In seconds it was over, smoke billowing into the room through the frame where the window’s panes had blown out. He tossed off the blankets and urged Cady to her feet, finding her shoes on the extra bed and his boots on the floor, then sprinting for the room’s exit.
Coughing against the smoke, Cady grabbed her backpack and laptop and sweatshirt, following him into the hallway and the chaos of half-dressed people, strobing lights, and the hotel’s blaring fire alarm.
“What happened?” she called over the panicked voices and crush of bodies.
Fearing their separation, he took her by the upper arm and pushed their way through the crowd. “Your guess is as good as mine.”
Fuck orderly fashion. He wanted out of here and now, because there was something telling him he wasn’t going to like what he was going to find outside, and the sooner he found it, the better.
They reached the end of the hallway in time to see the first fire engine blow into the parking lot. King shoved his way through the knot of hotel guests congregated there and pulled Cady behind him through the door and outside into his worst nightmare.
“Son of a fucking bitch!”
His Hummer was a burning shell. Orange fire licked through what was left of the vehicle. Black smoke rose in foul-smelling columns. The rest of it, including his supplies and all of Cady’s possessions, was strewn around the parking lot in pieces, the result of the blast that had turned their room’s window into similar shrapnel.
“King, you’re bleeding.”
“What?”
“You’re bleeding. You’ve got a piece of glass sticking out of the back of your head.”
Too bad it wasn’t sticking out of his eyeballs so he wouldn’t have to see this. He reached back and nudged the embedded shard. “Ouch. Shit. Ouch.”
“Come on. Sit down.” She led him to the sidewalk and forced him to sit, dropping her bag and computer in his lap before shrugging into her hoodie. “Hold my stuff.
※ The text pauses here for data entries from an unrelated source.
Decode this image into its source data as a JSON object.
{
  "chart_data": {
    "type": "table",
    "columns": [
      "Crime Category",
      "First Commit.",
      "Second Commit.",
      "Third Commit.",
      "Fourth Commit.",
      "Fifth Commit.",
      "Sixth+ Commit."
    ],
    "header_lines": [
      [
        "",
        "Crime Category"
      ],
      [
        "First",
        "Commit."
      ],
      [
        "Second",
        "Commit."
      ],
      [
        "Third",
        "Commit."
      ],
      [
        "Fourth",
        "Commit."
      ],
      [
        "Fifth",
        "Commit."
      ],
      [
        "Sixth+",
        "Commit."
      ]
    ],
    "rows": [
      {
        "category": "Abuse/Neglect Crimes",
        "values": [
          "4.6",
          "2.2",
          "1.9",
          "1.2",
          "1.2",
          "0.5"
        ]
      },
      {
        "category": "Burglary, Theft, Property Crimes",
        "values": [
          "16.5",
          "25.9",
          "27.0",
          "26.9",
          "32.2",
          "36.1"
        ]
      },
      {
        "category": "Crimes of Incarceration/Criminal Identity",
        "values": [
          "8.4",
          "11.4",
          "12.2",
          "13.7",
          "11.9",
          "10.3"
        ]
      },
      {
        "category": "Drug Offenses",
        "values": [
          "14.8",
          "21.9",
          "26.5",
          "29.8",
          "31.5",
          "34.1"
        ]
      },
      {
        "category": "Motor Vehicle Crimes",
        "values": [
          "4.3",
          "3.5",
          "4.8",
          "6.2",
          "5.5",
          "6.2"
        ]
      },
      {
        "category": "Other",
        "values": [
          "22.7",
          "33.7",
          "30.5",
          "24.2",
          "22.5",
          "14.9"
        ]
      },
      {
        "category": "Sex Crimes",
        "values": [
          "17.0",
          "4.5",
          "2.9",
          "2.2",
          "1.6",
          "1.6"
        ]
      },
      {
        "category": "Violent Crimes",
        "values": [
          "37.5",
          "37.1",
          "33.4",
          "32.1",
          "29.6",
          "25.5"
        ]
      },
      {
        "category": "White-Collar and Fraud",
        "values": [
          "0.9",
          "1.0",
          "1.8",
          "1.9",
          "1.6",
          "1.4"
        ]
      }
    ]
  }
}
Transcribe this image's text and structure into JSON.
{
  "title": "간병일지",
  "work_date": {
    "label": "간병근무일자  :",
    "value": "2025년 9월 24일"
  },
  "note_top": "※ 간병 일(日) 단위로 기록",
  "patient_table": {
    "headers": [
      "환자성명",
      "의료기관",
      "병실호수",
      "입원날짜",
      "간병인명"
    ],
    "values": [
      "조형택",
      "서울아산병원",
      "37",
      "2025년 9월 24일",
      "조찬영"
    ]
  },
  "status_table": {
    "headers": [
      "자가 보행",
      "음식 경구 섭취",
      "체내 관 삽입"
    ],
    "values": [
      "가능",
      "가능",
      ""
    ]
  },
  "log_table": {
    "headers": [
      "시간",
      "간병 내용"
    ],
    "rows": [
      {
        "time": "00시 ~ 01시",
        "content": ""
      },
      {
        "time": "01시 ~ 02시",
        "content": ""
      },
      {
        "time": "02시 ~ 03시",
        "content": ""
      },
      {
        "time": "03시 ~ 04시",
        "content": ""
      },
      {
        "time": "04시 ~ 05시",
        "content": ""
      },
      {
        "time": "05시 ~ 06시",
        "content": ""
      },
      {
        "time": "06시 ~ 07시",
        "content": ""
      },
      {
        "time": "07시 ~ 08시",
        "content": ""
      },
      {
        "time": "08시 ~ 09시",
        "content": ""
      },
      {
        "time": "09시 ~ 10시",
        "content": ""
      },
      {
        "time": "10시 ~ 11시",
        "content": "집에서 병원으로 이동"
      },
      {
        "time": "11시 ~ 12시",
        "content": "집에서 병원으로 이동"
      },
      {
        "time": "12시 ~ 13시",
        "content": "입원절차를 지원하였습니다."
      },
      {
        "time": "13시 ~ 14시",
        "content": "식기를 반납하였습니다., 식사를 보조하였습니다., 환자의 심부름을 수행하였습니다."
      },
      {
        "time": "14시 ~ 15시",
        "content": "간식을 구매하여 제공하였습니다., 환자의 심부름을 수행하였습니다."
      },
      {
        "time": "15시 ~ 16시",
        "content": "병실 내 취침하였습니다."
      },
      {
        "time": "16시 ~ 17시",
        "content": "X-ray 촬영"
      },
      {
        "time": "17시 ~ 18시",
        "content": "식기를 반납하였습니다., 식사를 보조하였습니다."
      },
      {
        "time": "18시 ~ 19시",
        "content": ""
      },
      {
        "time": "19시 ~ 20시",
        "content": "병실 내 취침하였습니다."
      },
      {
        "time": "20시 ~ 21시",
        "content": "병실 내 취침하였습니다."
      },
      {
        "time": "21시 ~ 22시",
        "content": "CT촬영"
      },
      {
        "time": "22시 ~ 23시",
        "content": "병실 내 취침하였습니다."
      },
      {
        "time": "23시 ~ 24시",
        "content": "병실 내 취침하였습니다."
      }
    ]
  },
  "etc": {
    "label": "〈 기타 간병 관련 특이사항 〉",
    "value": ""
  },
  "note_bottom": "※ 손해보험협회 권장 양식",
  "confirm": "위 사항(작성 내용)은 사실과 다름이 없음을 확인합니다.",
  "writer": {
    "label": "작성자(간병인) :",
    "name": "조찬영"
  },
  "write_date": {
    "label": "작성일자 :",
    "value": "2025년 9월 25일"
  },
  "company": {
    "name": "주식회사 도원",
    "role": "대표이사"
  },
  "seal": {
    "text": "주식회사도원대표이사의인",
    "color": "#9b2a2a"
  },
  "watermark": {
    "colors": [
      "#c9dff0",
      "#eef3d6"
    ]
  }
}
I’ll see if there’s an ambulance on the way, or if any of these guys are medics or whatever. Don’t move until I get back.”
He watched her go, knowing he wasn’t going anywhere. Not anytime soon, and not under his own steam or in any vehicle he owned, goddamn Hummer garbage shit blown everywhere.
Soon enough he’d need a ride to the hospital for stitches. And then to the police station to find out who the fucking hell had blown up his truck. But for now, he’d do as she’d told him and sit.
Cady was right. It was hard being King.